Nel corso della prima metà del film ci viene detto che 5000 dollari costituiscono una cifra rispettabile (vedi la reazione di Big Daddy all’offerta di Schultz), che 12000 dollari sono un’offerta “ridicola” (cioè clamorosa) e che Schultz si guadagna 7000 dollari con una sola taglia (l’esordio di Django come bounty killer).
Ma allora perché non offrire direttamente a Candie una somma di quel tipo per riscattare Broomhilda? La trama dell’inganno è piuttosto debole in sé, tant’è che lo stallo durante la cena a Candyland viene risolto semplicemente mettendo mano al portafoglio. Se si fa il paragone con la scena dei finti ufficiali nazisti nella taverna di Inglourious Basterds - dove essere scoperti significa morire e far fallire il piano per uccidere Hitler - si capisce bene la differenza tra le poste in gioco.
Nonostante questo, la scena mantiene una sua tensione e non mi è sembrata particolarmente lunga come è parso ad altri.
Quello che invece proprio Tarantino non doveva fare è
Interrompere a quel modo lo showdown che segue l’uccisione di Candie e Schultz.

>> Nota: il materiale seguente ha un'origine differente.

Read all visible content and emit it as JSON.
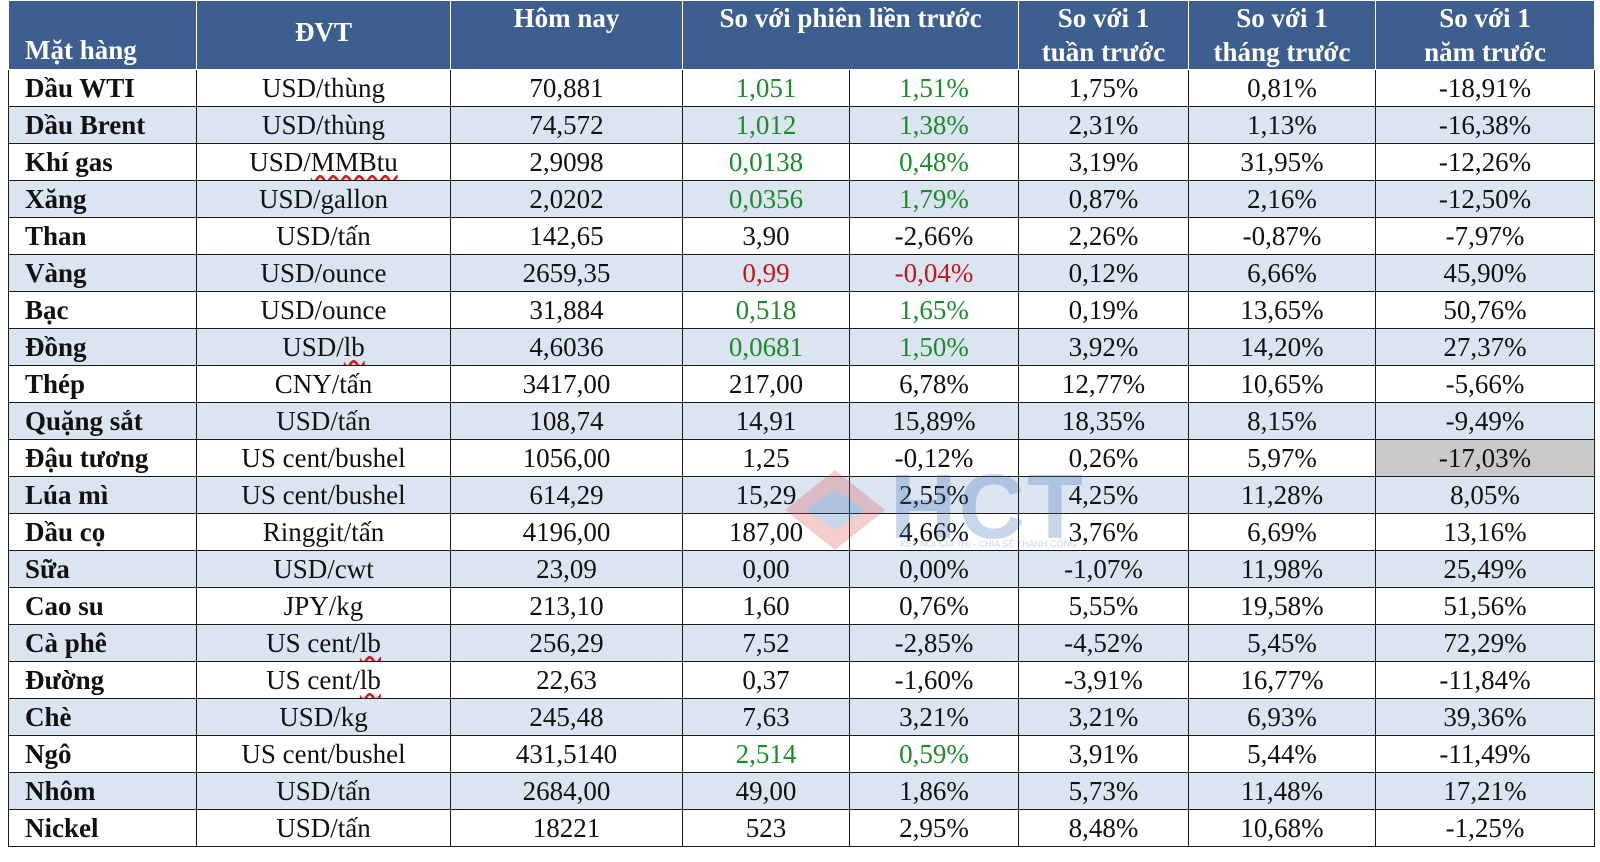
{
  "header": {
    "item": "Mặt hàng",
    "unit": "ĐVT",
    "today": "Hôm nay",
    "prev_session": "So với phiên liền trước",
    "week_l1": "So với 1",
    "week_l2": "tuần trước",
    "month_l1": "So với 1",
    "month_l2": "tháng trước",
    "year_l1": "So với 1",
    "year_l2": "năm trước"
  },
  "colors": {
    "header_bg": "#3d5f8f",
    "shade": "#dbe5f1",
    "positive": "#1e8a2a",
    "negative": "#c0161c",
    "highlight": "#c9c9c9"
  },
  "rows": [
    {
      "item": "Dầu WTI",
      "unit": "USD/thùng",
      "today": "70,881",
      "chg": "1,051",
      "pct": "1,51%",
      "w": "1,75%",
      "m": "0,81%",
      "y": "-18,91%"
    },
    {
      "item": "Dầu Brent",
      "unit": "USD/thùng",
      "today": "74,572",
      "chg": "1,012",
      "pct": "1,38%",
      "w": "2,31%",
      "m": "1,13%",
      "y": "-16,38%"
    },
    {
      "item": "Khí gas",
      "unit": "USD/MMBtu",
      "today": "2,9098",
      "chg": "0,0138",
      "pct": "0,48%",
      "w": "3,19%",
      "m": "31,95%",
      "y": "-12,26%"
    },
    {
      "item": "Xăng",
      "unit": "USD/gallon",
      "today": "2,0202",
      "chg": "0,0356",
      "pct": "1,79%",
      "w": "0,87%",
      "m": "2,16%",
      "y": "-12,50%"
    },
    {
      "item": "Than",
      "unit": "USD/tấn",
      "today": "142,65",
      "chg": "3,90",
      "pct": "-2,66%",
      "w": "2,26%",
      "m": "-0,87%",
      "y": "-7,97%"
    },
    {
      "item": "Vàng",
      "unit": "USD/ounce",
      "today": "2659,35",
      "chg": "0,99",
      "pct": "-0,04%",
      "w": "0,12%",
      "m": "6,66%",
      "y": "45,90%"
    },
    {
      "item": "Bạc",
      "unit": "USD/ounce",
      "today": "31,884",
      "chg": "0,518",
      "pct": "1,65%",
      "w": "0,19%",
      "m": "13,65%",
      "y": "50,76%"
    },
    {
      "item": "Đồng",
      "unit": "USD/lb",
      "today": "4,6036",
      "chg": "0,0681",
      "pct": "1,50%",
      "w": "3,92%",
      "m": "14,20%",
      "y": "27,37%"
    },
    {
      "item": "Thép",
      "unit": "CNY/tấn",
      "today": "3417,00",
      "chg": "217,00",
      "pct": "6,78%",
      "w": "12,77%",
      "m": "10,65%",
      "y": "-5,66%"
    },
    {
      "item": "Quặng sắt",
      "unit": "USD/tấn",
      "today": "108,74",
      "chg": "14,91",
      "pct": "15,89%",
      "w": "18,35%",
      "m": "8,15%",
      "y": "-9,49%"
    },
    {
      "item": "Đậu tương",
      "unit": "US cent/bushel",
      "today": "1056,00",
      "chg": "1,25",
      "pct": "-0,12%",
      "w": "0,26%",
      "m": "5,97%",
      "y": "-17,03%"
    },
    {
      "item": "Lúa mì",
      "unit": "US cent/bushel",
      "today": "614,29",
      "chg": "15,29",
      "pct": "2,55%",
      "w": "4,25%",
      "m": "11,28%",
      "y": "8,05%"
    },
    {
      "item": "Dầu cọ",
      "unit": "Ringgit/tấn",
      "today": "4196,00",
      "chg": "187,00",
      "pct": "4,66%",
      "w": "3,76%",
      "m": "6,69%",
      "y": "13,16%"
    },
    {
      "item": "Sữa",
      "unit": "USD/cwt",
      "today": "23,09",
      "chg": "0,00",
      "pct": "0,00%",
      "w": "-1,07%",
      "m": "11,98%",
      "y": "25,49%"
    },
    {
      "item": "Cao su",
      "unit": "JPY/kg",
      "today": "213,10",
      "chg": "1,60",
      "pct": "0,76%",
      "w": "5,55%",
      "m": "19,58%",
      "y": "51,56%"
    },
    {
      "item": "Cà phê",
      "unit": "US cent/lb",
      "today": "256,29",
      "chg": "7,52",
      "pct": "-2,85%",
      "w": "-4,52%",
      "m": "5,45%",
      "y": "72,29%"
    },
    {
      "item": "Đường",
      "unit": "US cent/lb",
      "today": "22,63",
      "chg": "0,37",
      "pct": "-1,60%",
      "w": "-3,91%",
      "m": "16,77%",
      "y": "-11,84%"
    },
    {
      "item": "Chè",
      "unit": "USD/kg",
      "today": "245,48",
      "chg": "7,63",
      "pct": "3,21%",
      "w": "3,21%",
      "m": "6,93%",
      "y": "39,36%"
    },
    {
      "item": "Ngô",
      "unit": "US cent/bushel",
      "today": "431,5140",
      "chg": "2,514",
      "pct": "0,59%",
      "w": "3,91%",
      "m": "5,44%",
      "y": "-11,49%"
    },
    {
      "item": "Nhôm",
      "unit": "USD/tấn",
      "today": "2684,00",
      "chg": "49,00",
      "pct": "1,86%",
      "w": "5,73%",
      "m": "11,48%",
      "y": "17,21%"
    },
    {
      "item": "Nickel",
      "unit": "USD/tấn",
      "today": "18221",
      "chg": "523",
      "pct": "2,95%",
      "w": "8,48%",
      "m": "10,68%",
      "y": "-1,25%"
    }
  ],
  "watermark": {
    "logo": "HCT",
    "tagline": "KẾT NỐI GIÁ TRỊ - CHIA SẺ THÀNH CÔNG"
  }
}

Siamo nel mezzo di una sparatoria clamorosa dove gli sgherri di Candie cadono uno ad uno tra secchiate di sangue - Django Scatenato - e alzi la mano chi non ha immaginato stesse per sbucare la mitica mitragliatrice a falciare i nemici residui e magari a far saltare Candieland dalle fondamenta.
Invece Tarantino stoppa bruscamente l’ottovolante in corsa e incolla un paio di scene sbrigative (Django a testa in giù e il freak Tarantino che esplode) per poi arrivare a una seconda resa dei conti, necessariamente più scarsa visto che quasi tutti i nemici abili sono stati già uccisi. Tra l’altro in questa parte di film si sente fortissima la mancanza di Schultz.
Ecco, se Tarantino avesse evitato questa cosa deleteria il film ne avrebbe guadagnato in tensione perdendo 10 o 15 minuti inutili.
Il doppiaggio è così così, Stefano Benassi fa il solito buon lavoro con Waltz ma alcune voci minori sono tremende e scopriamo pure che “cazzarola” era una tipica imprecazione del selvaggio West.
Pino Insegno, che di solito fa le voci stentoree come Joker quando imita John Wayne in Full Metal Jacket, non fa troppi danni con la voce di Django, anche se
nel finale non resiste e lo tira fuori, il soldato Joker: “Eeh-hee-heeey Pi-iiccola Pe-esteee!!”, e vabbe’.
Tutto ciò detto, il film rimane più che godibile e almeno un’altra visione la merita, rigorosamente in lingua originale.
Mi piacerebbe però veder tornare Tarantino a film più asciutti, senza la pretesa del monumento da tre ore per 100 milioni, ma se poi il risultato è Death Proof allora lasciamo perdere e alla via così.